“Biola is just a little part of my experience now,” says Senior Film Major Diamond Glaze.
“I’m having to tend to so many other things college students don’t have to.”
It’s true, Diamond has a lot on her plate. In the past two years she got married, left Biola, had a baby, returned, and jumped right back into classes. She’s a wife, a mother, a Resident Coordinator, and storyteller. She writes screenplays, and like many creatives, she’s found pursuing her passion difficult with such weighty responsibilities, especially at Biola.
“My experience with my screenwriting program has been an emotional journey for me,” she says.
Her journey was emotional because trying to fit into a new group of people is difficult. Upon coming to Biola she started picking up on what was “in” with film majors. Actors, directors, movies- she started learning all the right ones. She also began to realize that most of what was “in” was also very white. As a black woman, there were directors and actors of color that she adored, yet very few people seemed to know of them.
It wasn’t just Hollywood trivia she needed to know, but also how to write a good script. Diamond started writing the most intuitive way she knew: she put all her focus into crafting interesting characters. But her stories weren’t fitting in either.
Her professors suggested more story structure. The problem was, when her stories fit neatly into every beat a screenplay should have, they felt dead. Her professors loved her work, but she didn’t. It felt inauthentic, and devoid of creativity.
“I was like, I guess I could do this to get the bills paid!”
She ended up in a group of friends who all felt like outcasts in the film program; misunderstood and frustrated with the status quo. They felt like a safety net in the midst of unfamiliar territory.
But even so, there was still a crippling fear of inadequacy. Her difficulties in the program stemmed from this fear.
“I was just so scared, because it’s like, ‘what do I have to offer?’”
With no idea how her experiences and perspective could translate into original work, the rigid rules and the fear of failure were a hang up she couldn’t shake.
“It did become lonely because I didn’t put myself out there. Now I have a kid, and I’m married, and you start to get a sense of what you want. And I wanna put myself out there.”
Diamond found some direction when she took a Creative Writing class with Professor Buchanan. Three times per semester she was required to submit a short story that everyone would read and critique. Her first read like a screenplay: it was structurally correct, but it didn’t sound like her.
Buchanan, or Buck as students like to call him, encouraged her to let go of the structure she had learned and just write a story.
So she decided to write a narrative about the experience of giving birth. The class was blown away.
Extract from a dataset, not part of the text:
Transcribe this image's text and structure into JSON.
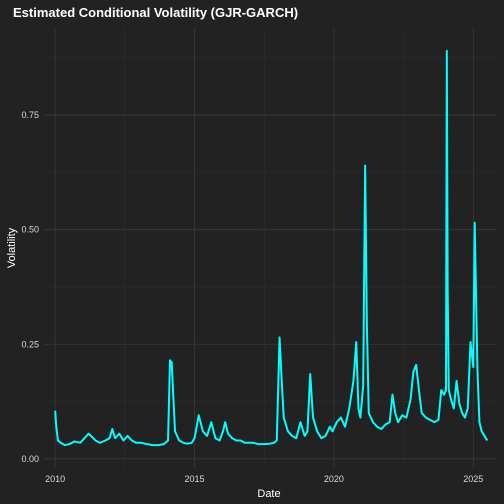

It was uniquely hers, it was engaging, and original.
When Diamond left, she came back with a renewed passion for storytelling. She decided to give it her best shot, despite her previous setbacks. She started putting herself out there.
She started reaching out to people in hopes of creating with them. Coming back and having most friends graduated took away a safety net of people to rely on. She needed to branch out.
She even began collaborating and meeting with people outside of Biola. She created a space with a friend from her church where they share their creative projects and give each other feedback. If nothing else, it is simply a space to share.
She also heeded the advice of one of her toughest teachers. “Before you can break the rules you need to learn them.” Though structure often kills her soul, she’s realized it has helped in a lot of ways. Her teacher choosing to push her rather than allowing her to have it her way was painful, but in the end, it taught her how to structure her stories.
“She’s gotten easier since the first class I took with her, or maybe I’m just more used to her,” she jokes.
As she finishes her undergraduate classes, and the emotional journey in screenwriting begins to come to a close, the wild ride is coming to an end. Thankfully, it is ending with a bit more security than before. Diamond may not fit into the mold of a typical Biola student, but she knows what she wants and she’s doing what it takes to get it.